Monday, October 7, 2024

Black Mesa Update

June 1, 2001 by  
Filed under Voices from the Land

Sent: Wednesday, May 30, 2001 6:11 AM
Dear Big Mountain Supporters,

I wish to share with you some words from Caroline Tohannie of Tonalea  and Leta O’Daniel of Big Mountain. My question upon reading these  statements is how can the US government Bureau of Indian Affairs (BIA) justify turning off working windmills to deprive people the right of  access to water?

I believe as Caroline Tohannie says, this invades the Dine’ peoples dignity and self-worth. I believe furthermore it is immoral and contrary to the practice of common decency, the US Constitution and international law.
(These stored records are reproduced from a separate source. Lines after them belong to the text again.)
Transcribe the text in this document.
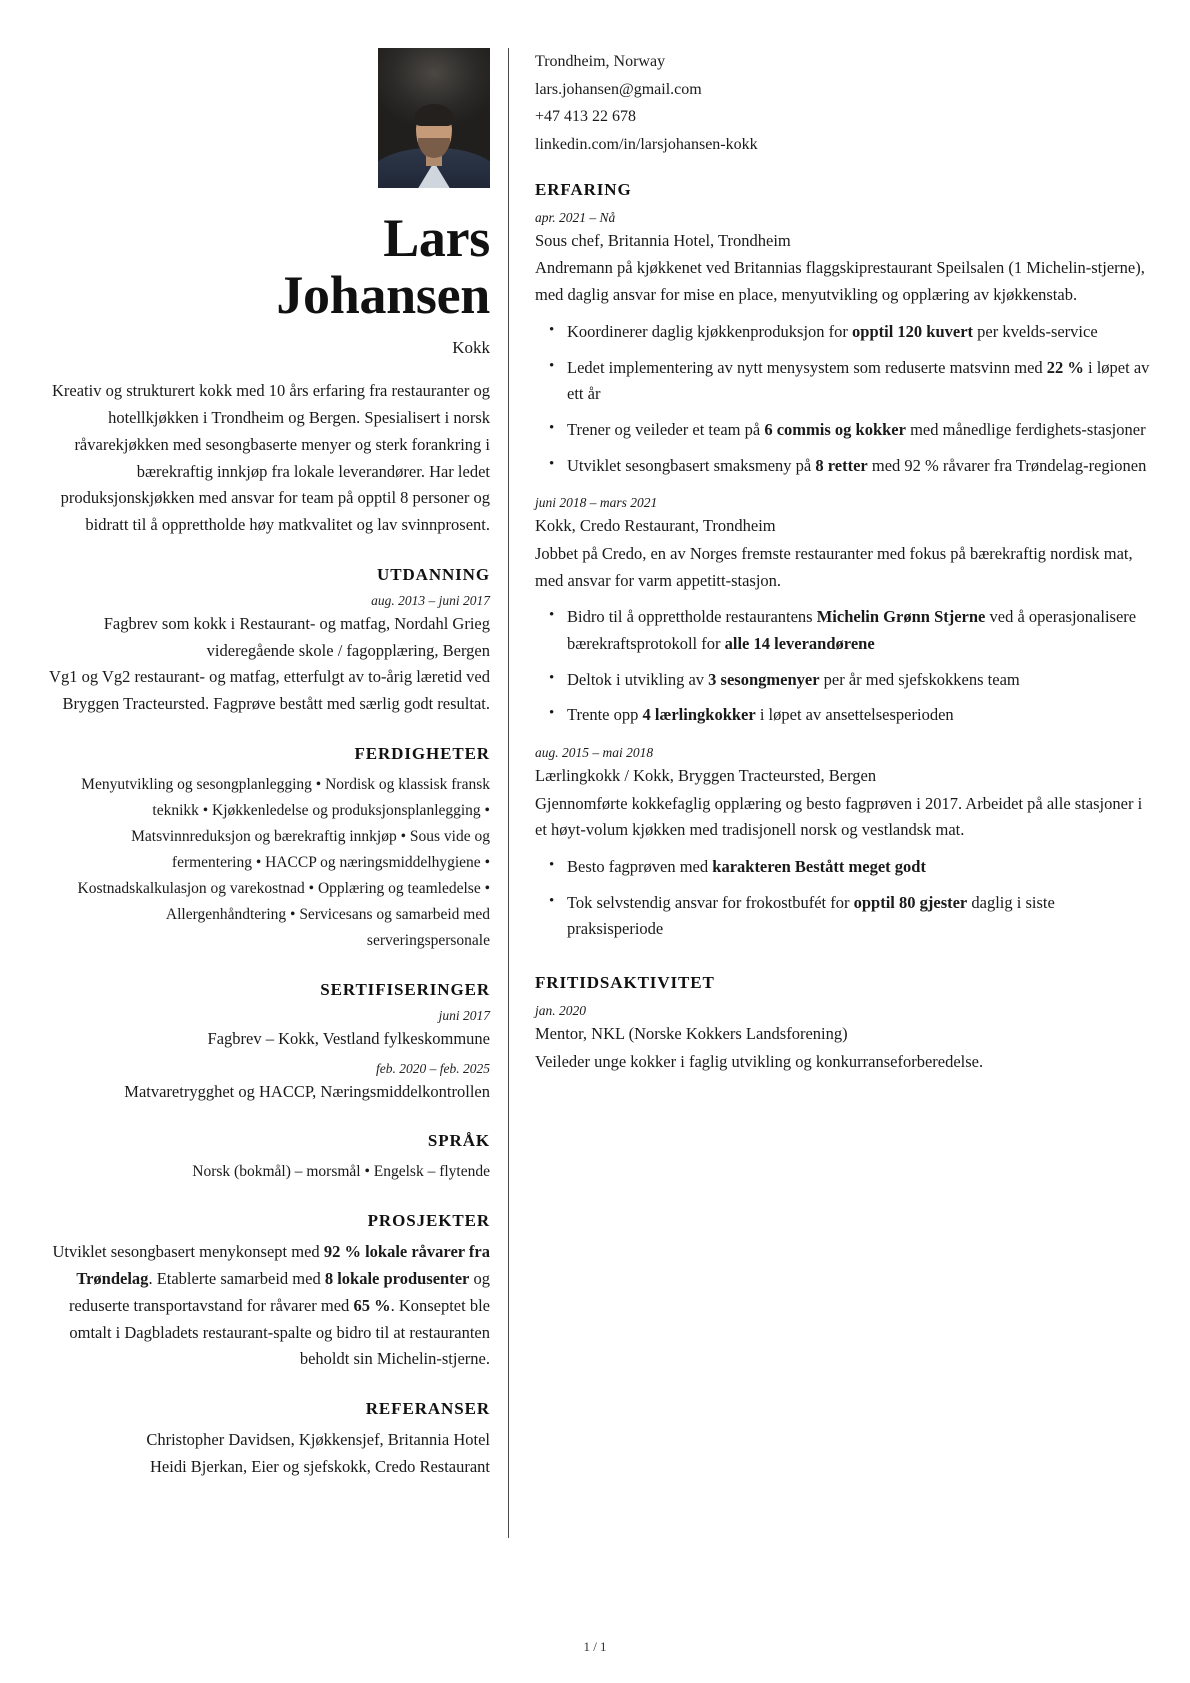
Lars
Johansen
Kokk
Kreativ og strukturert kokk med 10 års erfaring fra restauranter og hotellkjøkken i Trondheim og Bergen. Spesialisert i norsk råvarekjøkken med sesongbaserte menyer og sterk forankring i bærekraftig innkjøp fra lokale leverandører. Har ledet produksjonskjøkken med ansvar for team på opptil 8 personer og bidratt til å opprettholde høy matkvalitet og lav svinnprosent.
UTDANNING
aug. 2013 – juni 2017
Fagbrev som kokk i Restaurant- og matfag, Nordahl Grieg videregående skole / fagopplæring, Bergen
Vg1 og Vg2 restaurant- og matfag, etterfulgt av to-årig læretid ved Bryggen Tracteursted. Fagprøve bestått med særlig godt resultat.
FERDIGHETER
Menyutvikling og sesongplanlegging • Nordisk og klassisk fransk teknikk • Kjøkkenledelse og produksjonsplanlegging • Matsvinnreduksjon og bærekraftig innkjøp • Sous vide og fermentering • HACCP og næringsmiddelhygiene • Kostnadskalkulasjon og varekostnad • Opplæring og teamledelse • Allergenhåndtering • Servicesans og samarbeid med serveringspersonale
SERTIFISERINGER
juni 2017
Fagbrev – Kokk, Vestland fylkeskommune
feb. 2020 – feb. 2025
Matvaretrygghet og HACCP, Næringsmiddelkontrollen
SPRÅK
Norsk (bokmål) – morsmål • Engelsk – flytende
PROSJEKTER
Utviklet sesongbasert menykonsept med 92 % lokale råvarer fra Trøndelag. Etablerte samarbeid med 8 lokale produsenter og reduserte transportavstand for råvarer med 65 %. Konseptet ble omtalt i Dagbladets restaurant-spalte og bidro til at restauranten beholdt sin Michelin-stjerne.
REFERANSER
Christopher Davidsen, Kjøkkensjef, Britannia Hotel
Heidi Bjerkan, Eier og sjefskokk, Credo Restaurant
Trondheim, Norway
lars.johansen@gmail.com
+47 413 22 678
linkedin.com/in/larsjohansen-kokk
ERFARING
apr. 2021 – Nå
Sous chef, Britannia Hotel, Trondheim
Andremann på kjøkkenet ved Britannias flaggskiprestaurant Speilsalen (1 Michelin-stjerne), med daglig ansvar for mise en place, menyutvikling og opplæring av kjøkkenstab.
• Koordinerer daglig kjøkkenproduksjon for opptil 120 kuvert per kvelds-service
• Ledet implementering av nytt menysystem som reduserte matsvinn med 22 % i løpet av ett år
• Trener og veileder et team på 6 commis og kokker med månedlige ferdighets-stasjoner
• Utviklet sesongbasert smaksmeny på 8 retter med 92 % råvarer fra Trøndelag-regionen
juni 2018 – mars 2021
Kokk, Credo Restaurant, Trondheim
Jobbet på Credo, en av Norges fremste restauranter med fokus på bærekraftig nordisk mat, med ansvar for varm appetitt-stasjon.
• Bidro til å opprettholde restaurantens Michelin Grønn Stjerne ved å operasjonalisere bærekraftsprotokoll for alle 14 leverandørene
• Deltok i utvikling av 3 sesongmenyer per år med sjefskokkens team
• Trente opp 4 lærlingkokker i løpet av ansettelsesperioden
aug. 2015 – mai 2018
Lærlingkokk / Kokk, Bryggen Tracteursted, Bergen
Gjennomførte kokkefaglig opplæring og besto fagprøven i 2017. Arbeidet på alle stasjoner i et høyt-volum kjøkken med tradisjonell norsk og vestlandsk mat.
• Besto fagprøven med karakteren Bestått meget godt
• Tok selvstendig ansvar for frokostbufét for opptil 80 gjester daglig i siste praksisperiode
FRITIDSAKTIVITET
jan. 2020
Mentor, NKL (Norske Kokkers Landsforening)
Veileder unge kokker i faglig utvikling og konkurranseforberedelse.
1 / 1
Read the 2 articles published in the NAVAJO HOPI OBSERVER on May 9, 2001. The US Department of the Interior’s Bureau of Indian Affairs (BIA) is denying Hopi Partition Land (HPL) Dine’ residents access to water by capping off, fencing off and dismantling local water sources WHILE Peabody Coal Company is wasting 3.3. million gallons of pristine water each day from the sole source drinking water aquifer of the Hopi and western Navajo just to slurry coal.

In addition to the BIA denying HPL residents access to water, the BIA is continuing to deny HPL residents the right to a livelihood and the right to food. I wonder how the BIA can justify these actions when they are currently embroiled in a lawsuit involving their mis-mangement and loss of millions of dollars of Indian Tribes Trust funds. Is the BIA so in need of additional fund that agency personnel sit around in Washington, DC examining the names of HPL residents so they can decide how many sheep, goats, horses and cows each HPL residen will be allocated in their grazing permit, if any is issued and how much these permits should cost?
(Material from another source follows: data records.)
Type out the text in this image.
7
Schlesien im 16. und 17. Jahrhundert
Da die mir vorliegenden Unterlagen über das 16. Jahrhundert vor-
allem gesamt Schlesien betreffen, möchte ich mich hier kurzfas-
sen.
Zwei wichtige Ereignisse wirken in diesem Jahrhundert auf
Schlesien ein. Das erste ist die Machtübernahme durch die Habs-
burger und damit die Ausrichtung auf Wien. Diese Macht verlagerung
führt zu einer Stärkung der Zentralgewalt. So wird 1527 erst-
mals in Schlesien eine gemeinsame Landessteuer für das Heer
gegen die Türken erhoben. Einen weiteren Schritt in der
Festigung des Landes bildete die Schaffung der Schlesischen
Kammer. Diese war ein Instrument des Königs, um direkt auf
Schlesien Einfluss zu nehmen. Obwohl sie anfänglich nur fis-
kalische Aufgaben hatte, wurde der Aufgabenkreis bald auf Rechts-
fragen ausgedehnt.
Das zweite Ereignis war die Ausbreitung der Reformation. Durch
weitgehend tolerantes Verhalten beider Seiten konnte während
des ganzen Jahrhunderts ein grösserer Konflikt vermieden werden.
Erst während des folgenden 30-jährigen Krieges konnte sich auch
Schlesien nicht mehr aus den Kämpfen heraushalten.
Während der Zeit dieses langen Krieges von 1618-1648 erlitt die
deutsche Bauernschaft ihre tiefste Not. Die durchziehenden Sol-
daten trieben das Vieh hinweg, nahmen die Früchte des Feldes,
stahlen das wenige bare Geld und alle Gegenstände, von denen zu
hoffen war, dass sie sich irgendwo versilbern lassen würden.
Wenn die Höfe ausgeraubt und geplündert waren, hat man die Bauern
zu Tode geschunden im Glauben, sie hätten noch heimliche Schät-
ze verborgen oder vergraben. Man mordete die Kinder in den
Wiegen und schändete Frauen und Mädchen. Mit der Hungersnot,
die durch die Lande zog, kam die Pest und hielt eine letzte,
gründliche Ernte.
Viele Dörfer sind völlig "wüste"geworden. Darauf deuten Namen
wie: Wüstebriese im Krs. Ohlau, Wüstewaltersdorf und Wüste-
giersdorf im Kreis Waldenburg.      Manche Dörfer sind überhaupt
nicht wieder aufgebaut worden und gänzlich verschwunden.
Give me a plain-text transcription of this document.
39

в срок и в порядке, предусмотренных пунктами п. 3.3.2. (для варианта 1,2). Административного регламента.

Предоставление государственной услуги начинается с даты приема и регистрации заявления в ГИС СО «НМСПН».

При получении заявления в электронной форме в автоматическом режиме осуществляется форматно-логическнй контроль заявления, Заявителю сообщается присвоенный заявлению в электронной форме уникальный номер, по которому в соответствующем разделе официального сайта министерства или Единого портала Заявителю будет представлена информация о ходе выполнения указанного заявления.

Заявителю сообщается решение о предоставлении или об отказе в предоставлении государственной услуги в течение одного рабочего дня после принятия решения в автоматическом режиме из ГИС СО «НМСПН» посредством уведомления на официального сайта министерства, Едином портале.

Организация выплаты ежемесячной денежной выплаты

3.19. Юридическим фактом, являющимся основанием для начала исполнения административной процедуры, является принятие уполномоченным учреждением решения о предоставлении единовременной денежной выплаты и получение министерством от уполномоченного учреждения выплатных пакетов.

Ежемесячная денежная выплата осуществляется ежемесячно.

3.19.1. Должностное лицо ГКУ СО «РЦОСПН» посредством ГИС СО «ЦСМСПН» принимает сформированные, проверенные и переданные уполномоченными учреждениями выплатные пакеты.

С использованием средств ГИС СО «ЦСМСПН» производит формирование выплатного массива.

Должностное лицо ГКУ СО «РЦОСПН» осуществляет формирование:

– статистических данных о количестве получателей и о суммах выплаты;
Please put pressure on the BIA, Hopi Agency (520) 738-2249 and Secretary Gale Norton, US Department of the Interior, Office of the Secretary (202) 208-7351 to fix the water wells and stop denying HPL residents access to water and livelihood. The BIA must exercise their Trust Responsibility to the Dine’ people. Without water and food no one can survive. Further news and contact information will follow.